Dr. Chen proposes a new model in which the macrophages and cancerous cells are generated from the same cell source of human pluripotent stem cells (hPSCs), including human embryonic stem cells and inducible pluripotent stem cells. To examine the behaviors of tumor associated macrophages (TAMs) with greater precision, she will further engineer a genetic sensor in the TAMs that enables time-lapse detecting and capturing of the cells undergoing a “pro-tumor” or “anti-tumor” functional switch during disease progression.

Peiwen Chen, PhDAssistant Professor – Northwestern University

“Targeting Macrophages and Microglia in PTEN-deficient GBM”

Dr. Chen intends to study a type of Glioblastoma (GBM) that is deficient in PTEN, a type of protein that controls cell division and acts as a tumor suppressor. He is particularly interested in the way that the cytokines LOX and OLFML3 allow the infiltration of Tumor Associated Macrophages and Microglia. Inhibiting these cytokines might be a way to allow immunotherapies to work in GBM.

Abby Green, MD – Assistant Professor – Washington University in St. Louis

“The Double-edged Sword of APOBEC3 Mutagenesis in Cancer”

Dr. Green proposes a study of the APOBEC3 family of proteins. At some levels these proteins can cause cell death and could be used to combat cancer. However, at lower levels APOBEC3 proteins can create DNA mutations that actually lead to cancer. Using a unique chicken cell-based model, Dr. Green hopes to understand how the APOBEC3 proteins are related to cancer development.

Xavier M. Keutgen, MD, FACS – Assistant Professor – University of Chicago

“The role of MEN1 loss of function and Estrogen Receptor α inhibition in radiosensitizing Pancreatic Neuroendocrine Tumors”

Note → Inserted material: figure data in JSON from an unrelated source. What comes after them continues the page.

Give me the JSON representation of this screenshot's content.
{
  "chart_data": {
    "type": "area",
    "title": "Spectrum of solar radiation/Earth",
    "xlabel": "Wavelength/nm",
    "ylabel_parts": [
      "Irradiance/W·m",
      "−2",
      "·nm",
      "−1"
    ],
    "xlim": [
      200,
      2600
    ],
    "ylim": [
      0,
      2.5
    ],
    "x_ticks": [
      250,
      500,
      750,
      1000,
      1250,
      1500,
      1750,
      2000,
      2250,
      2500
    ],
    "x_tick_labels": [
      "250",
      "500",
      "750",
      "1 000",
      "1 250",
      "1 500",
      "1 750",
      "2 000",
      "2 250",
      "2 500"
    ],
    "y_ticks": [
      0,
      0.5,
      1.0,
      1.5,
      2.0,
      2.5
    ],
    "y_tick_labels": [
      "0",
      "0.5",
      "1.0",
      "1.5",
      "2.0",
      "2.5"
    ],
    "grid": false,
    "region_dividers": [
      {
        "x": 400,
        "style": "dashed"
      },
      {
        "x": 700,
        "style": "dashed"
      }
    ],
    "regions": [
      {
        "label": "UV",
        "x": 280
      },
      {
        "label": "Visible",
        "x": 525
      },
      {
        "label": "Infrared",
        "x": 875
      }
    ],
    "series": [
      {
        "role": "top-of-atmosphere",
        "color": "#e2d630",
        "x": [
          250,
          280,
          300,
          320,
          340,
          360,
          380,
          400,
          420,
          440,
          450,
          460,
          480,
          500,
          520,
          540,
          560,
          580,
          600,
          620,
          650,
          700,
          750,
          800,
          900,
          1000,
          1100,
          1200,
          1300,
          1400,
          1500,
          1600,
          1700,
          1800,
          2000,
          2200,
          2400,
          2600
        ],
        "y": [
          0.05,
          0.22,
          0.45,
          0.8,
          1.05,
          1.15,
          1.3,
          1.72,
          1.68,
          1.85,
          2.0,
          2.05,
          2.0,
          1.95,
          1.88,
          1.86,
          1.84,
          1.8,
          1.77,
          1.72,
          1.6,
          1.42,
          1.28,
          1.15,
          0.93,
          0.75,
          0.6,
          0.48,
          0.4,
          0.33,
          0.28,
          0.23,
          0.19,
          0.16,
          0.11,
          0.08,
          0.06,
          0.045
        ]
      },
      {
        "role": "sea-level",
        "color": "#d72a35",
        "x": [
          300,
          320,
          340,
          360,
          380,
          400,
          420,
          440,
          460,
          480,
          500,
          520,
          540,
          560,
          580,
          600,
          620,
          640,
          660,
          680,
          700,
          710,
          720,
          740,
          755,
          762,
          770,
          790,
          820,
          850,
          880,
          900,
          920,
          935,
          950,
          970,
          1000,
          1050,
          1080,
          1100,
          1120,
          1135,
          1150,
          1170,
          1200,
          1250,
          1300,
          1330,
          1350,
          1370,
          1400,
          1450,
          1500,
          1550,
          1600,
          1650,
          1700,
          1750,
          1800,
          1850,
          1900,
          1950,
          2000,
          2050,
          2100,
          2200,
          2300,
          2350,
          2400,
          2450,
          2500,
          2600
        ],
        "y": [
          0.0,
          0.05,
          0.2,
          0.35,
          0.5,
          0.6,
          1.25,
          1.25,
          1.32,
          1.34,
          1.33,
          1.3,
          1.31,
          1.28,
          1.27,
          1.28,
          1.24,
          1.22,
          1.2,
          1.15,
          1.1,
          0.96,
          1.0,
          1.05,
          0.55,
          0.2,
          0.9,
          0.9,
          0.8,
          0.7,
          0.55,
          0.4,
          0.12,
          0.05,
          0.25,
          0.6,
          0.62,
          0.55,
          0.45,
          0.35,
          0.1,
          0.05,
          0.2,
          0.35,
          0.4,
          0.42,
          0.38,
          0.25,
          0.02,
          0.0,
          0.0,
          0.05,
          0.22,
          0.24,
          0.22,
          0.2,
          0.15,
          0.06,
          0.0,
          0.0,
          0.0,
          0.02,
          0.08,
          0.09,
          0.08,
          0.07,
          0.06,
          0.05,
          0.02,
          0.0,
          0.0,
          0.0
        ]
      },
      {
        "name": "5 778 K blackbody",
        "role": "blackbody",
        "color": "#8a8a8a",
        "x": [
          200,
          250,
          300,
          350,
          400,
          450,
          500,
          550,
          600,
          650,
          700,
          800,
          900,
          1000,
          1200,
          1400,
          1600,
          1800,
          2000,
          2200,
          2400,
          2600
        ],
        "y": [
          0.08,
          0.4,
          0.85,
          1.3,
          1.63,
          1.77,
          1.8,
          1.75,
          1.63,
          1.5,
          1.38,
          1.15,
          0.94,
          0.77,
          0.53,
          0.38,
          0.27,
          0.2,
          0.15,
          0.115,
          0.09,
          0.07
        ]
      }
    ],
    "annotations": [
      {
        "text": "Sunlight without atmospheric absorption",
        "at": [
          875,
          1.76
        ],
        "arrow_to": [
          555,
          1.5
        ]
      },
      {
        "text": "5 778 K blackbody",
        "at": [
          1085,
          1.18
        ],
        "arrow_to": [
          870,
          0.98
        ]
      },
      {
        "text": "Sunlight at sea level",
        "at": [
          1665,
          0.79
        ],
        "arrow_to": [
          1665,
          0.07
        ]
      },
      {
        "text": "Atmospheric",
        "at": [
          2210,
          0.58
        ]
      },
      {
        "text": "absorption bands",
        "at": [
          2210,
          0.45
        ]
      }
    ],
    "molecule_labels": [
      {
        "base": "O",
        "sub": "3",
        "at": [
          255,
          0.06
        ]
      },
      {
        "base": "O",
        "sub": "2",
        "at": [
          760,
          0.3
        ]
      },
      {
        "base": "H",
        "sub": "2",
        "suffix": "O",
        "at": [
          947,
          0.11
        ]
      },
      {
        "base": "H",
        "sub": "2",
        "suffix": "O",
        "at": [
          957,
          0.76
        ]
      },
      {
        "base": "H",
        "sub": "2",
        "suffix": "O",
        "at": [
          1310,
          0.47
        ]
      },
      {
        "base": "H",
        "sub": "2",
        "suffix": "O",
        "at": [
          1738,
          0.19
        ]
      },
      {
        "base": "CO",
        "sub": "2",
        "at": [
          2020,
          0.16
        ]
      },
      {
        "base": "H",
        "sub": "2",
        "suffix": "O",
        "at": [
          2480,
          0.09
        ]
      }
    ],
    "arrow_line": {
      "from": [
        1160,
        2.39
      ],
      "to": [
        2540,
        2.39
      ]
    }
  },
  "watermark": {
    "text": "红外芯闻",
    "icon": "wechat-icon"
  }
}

Dr. Keutgen’s work is focused on a recent discovery that mutations in the MEN1 gene affect the DNA repair mechanism required by cancer cells to withstand radiation therapy. His hypothesis is that the MEN1 protein works together with the estrogen receptor (ESR1) protein to make cells radio resistant and that ESR1 inhibitors already being used in breast cancer treatment might be an effective additional therapy to radiosensitize pancreatic neuroendocrine tumors.

Allegra A. Petti, PhD –  Assistant Professor – Washington University in St. Louis

“ A Dynamic Molecular Atlas of Glioblastoma During Tumor Formation and Treatment Response”

Dr. Petti, a specialist in systems biology and genomic inquiry, plans to focus on the area at the outside edges of Glioblastoma (GBM) tumors and study differences in tumor organization from the center of a tumor to its margins. She hopes to better understand the relationships, both genomic and spatial, between tumor cells and immune cells in GBM using new technologies.

Samantha J. Riesenfeld, PhD – Assistant Professor – University of Chicago

Photo: Juliana Sohn

Extracting Latent Transcriptional and Multi-omic Features from Digital Pathology to Guide Cancer Treatment

Dr. Riesenfeld proposes to further the quest to use machine learning to identify key patterns in images of microscopic tissue structure, extending the use of such images from classifying cancer to learning “multi-omic” indicators that integrate information across DNA, gene expression, and chromatin structure. The goal is to build systems that, by leveraging limited, expensive molecular data, can powerfully use routine imaging to improve diagnostic and treatment decisions.